Fairy tales are a rich storehouse of psychic patterns. They provide us with an inexhaustible supply of images that catalog emotional states and life experiences with endless subtlety. Metaphor provides a powerful bridge between the amygdala and the more conscious parts of brain.

For a woman whose whole life has been characterized by feeling misunderstood, demeaned, or unseen, the words “excluded,” “unappreciated,” or “despairing” have the ability to contain aspects of her experience. But if that same person and I begin to discuss her experience in terms of the Hans Christian Andersen tale “The Ugly Duckling,” we suddenly have access to a greatly enriched repertoire of language and image with which to describe her experience. The chicken in the farmhouse disparages and berates the young swan for his love of water, and because the swan has always been cut off from his own kind — his “tribe” — he doesn’t realize that he is being measured by inappropriate standards. Alone and full of despair, he is nearly frozen to death, immobilized in the ice. Many of us have surely had moments where we felt like that.

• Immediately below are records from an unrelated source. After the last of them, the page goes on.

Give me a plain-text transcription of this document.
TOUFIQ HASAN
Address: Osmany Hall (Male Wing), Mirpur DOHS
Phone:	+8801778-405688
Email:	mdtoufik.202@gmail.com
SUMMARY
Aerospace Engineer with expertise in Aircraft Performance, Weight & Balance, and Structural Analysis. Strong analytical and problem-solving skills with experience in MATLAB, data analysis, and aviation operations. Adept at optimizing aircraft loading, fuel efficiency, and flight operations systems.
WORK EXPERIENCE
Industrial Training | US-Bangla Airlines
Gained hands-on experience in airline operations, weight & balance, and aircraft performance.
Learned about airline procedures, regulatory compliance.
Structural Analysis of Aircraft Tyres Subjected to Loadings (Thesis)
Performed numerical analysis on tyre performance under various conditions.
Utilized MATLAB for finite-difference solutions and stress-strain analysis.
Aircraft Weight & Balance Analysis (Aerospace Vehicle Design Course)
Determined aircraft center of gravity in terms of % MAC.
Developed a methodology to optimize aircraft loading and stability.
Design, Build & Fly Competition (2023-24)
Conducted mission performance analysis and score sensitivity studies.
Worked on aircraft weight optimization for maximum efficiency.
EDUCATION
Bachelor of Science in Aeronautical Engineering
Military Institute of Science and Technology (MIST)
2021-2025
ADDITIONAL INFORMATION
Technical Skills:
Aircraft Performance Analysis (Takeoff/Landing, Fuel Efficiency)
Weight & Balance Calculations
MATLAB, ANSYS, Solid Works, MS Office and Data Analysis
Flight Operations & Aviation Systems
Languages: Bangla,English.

Images and language can contain strong feelings and allow us better access to our thinking functions to evaluate potential responses. But it also does one other thing.

Being able to put our inner states into complex and accurate language gives us back to ourselves. We can become an observing witness to our process and in this way know that we are having an emotional experience, not being had by one. When we begin to observe our inner weather systems without being overwhelmed by them, we are much better able to regulate and transform them.